Dec 25, 2025 4:35 pm
I haven't - at first I was a novice GM such a deep investment needing a stable and serious long-term narrative was unthinkable, and then I drifted away from WoD, but I still find the idea intriguing, particularly Ascension/Archmagedom, and maybe the Archmagedom of Awakening. I know too little of Wraith and it has an approachability issue. I'd be curious about ascended Tiger-Demons and maybe high-tier Solars in Exalted though.

Those campaign goals feel so mythic, epic, and unachievable, much like the stereotypical zero-to-demigod campaigns that sometimes get planned but never seem to reach the goal (partially because campaigns risk ending prematurely, partially because some GMs often go 'not yet, better add more filler before letting big changes happen in the narrative).

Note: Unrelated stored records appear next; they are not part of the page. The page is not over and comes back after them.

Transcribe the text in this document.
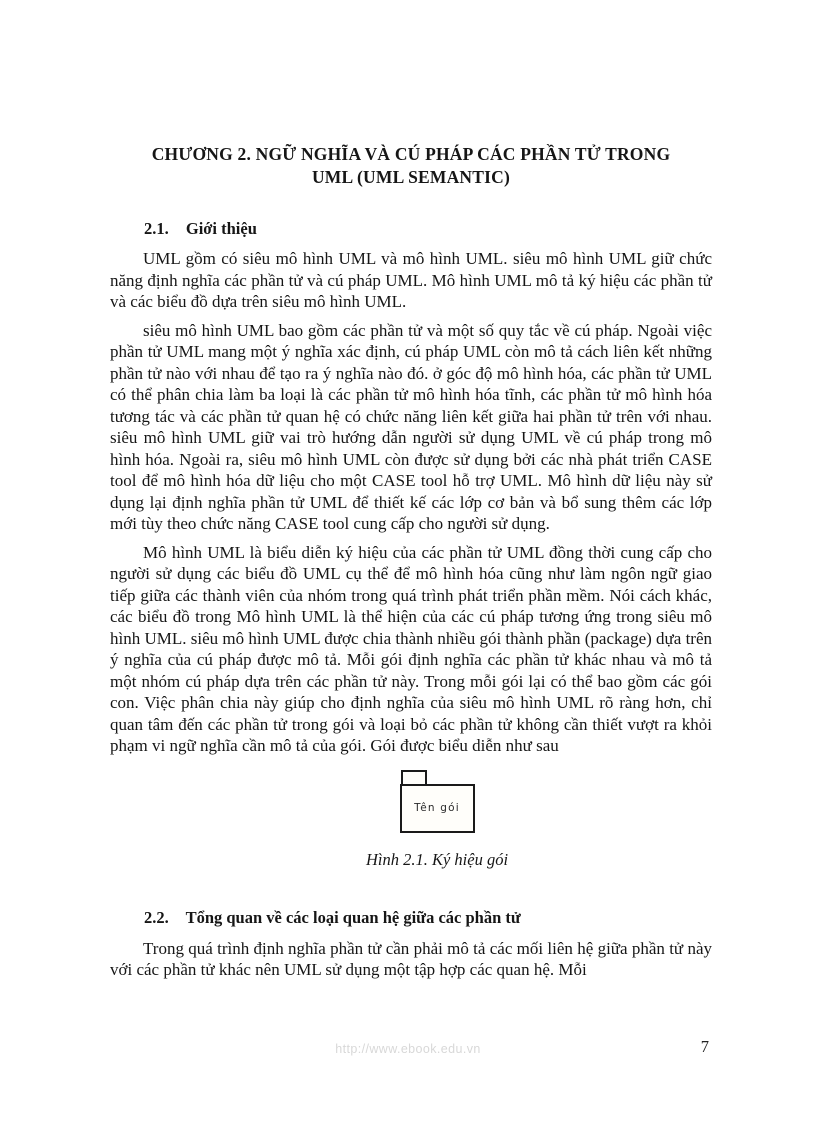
CHƯƠNG 2. NGỮ NGHĨA VÀ CÚ PHÁP CÁC PHẦN TỬ TRONG
UML (UML SEMANTIC)
2.1. Giới thiệu

UML gồm có siêu mô hình UML và mô hình UML. siêu mô hình UML giữ chức năng định nghĩa các phần tử và cú pháp UML. Mô hình UML mô tả ký hiệu các phần tử và các biểu đồ dựa trên siêu mô hình UML.

siêu mô hình UML bao gồm các phần tử và một số quy tắc về cú pháp. Ngoài việc phần tử UML mang một ý nghĩa xác định, cú pháp UML còn mô tả cách liên kết những phần tử nào với nhau để tạo ra ý nghĩa nào đó. ở góc độ mô hình hóa, các phần tử UML có thể phân chia làm ba loại là các phần tử mô hình hóa tĩnh, các phần tử mô hình hóa tương tác và các phần tử quan hệ có chức năng liên kết giữa hai phần tử trên với nhau. siêu mô hình UML giữ vai trò hướng dẫn người sử dụng UML về cú pháp trong mô hình hóa. Ngoài ra, siêu mô hình UML còn được sử dụng bởi các nhà phát triển CASE tool để mô hình hóa dữ liệu cho một CASE tool hỗ trợ UML. Mô hình dữ liệu này sử dụng lại định nghĩa phần tử UML để thiết kế các lớp cơ bản và bổ sung thêm các lớp mới tùy theo chức năng CASE tool cung cấp cho người sử dụng.

Mô hình UML là biểu diễn ký hiệu của các phần tử UML đồng thời cung cấp cho người sử dụng các biểu đồ UML cụ thể để mô hình hóa cũng như làm ngôn ngữ giao tiếp giữa các thành viên của nhóm trong quá trình phát triển phần mềm. Nói cách khác, các biểu đồ trong Mô hình UML là thể hiện của các cú pháp tương ứng trong siêu mô hình UML. siêu mô hình UML được chia thành nhiều gói thành phần (package) dựa trên ý nghĩa của cú pháp được mô tả. Mỗi gói định nghĩa các phần tử khác nhau và mô tả một nhóm cú pháp dựa trên các phần tử này. Trong mỗi gói lại có thể bao gồm các gói con. Việc phân chia này giúp cho định nghĩa của siêu mô hình UML rõ ràng hơn, chỉ quan tâm đến các phần tử trong gói và loại bỏ các phần tử không cần thiết vượt ra khỏi phạm vi ngữ nghĩa cần mô tả của gói. Gói được biểu diễn như sau

Tên gói
Hình 2.1. Ký hiệu gói
2.2. Tổng quan về các loại quan hệ giữa các phần tử

Trong quá trình định nghĩa phần tử cần phải mô tả các mối liên hệ giữa phần tử này với các phần tử khác nên UML sử dụng một tập hợp các quan hệ. Mỗi

http://www.ebook.edu.vn	7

Which I find highly unfortunate, as I have played other settings where the PCs started achieved similarly ambitious goals after long long narratives of overcoming challenges one step at a time.
Dec 25, 2025 4:55 pm
It's a question I've asked myself periodically through many campaigns. Truth is, I can't think of way to make it interesting in the shared meat space -- as in, what would the players be doing in this? "I roll for my PC to meditate on their existential dilemma inherent in being a perfectly designed predator who wants to transcend the need for everything that makes them so perfect."

"Okay, you meditate for thirty years and order a couple treatises on eBay. Roll Self Control, difficulty 10."

Or would they have to travel the world, chasing red herrings until they investigate the few legitimate instances of actual success? That could be a good campaign arc, but only if the players were REALLY interested in achieving this.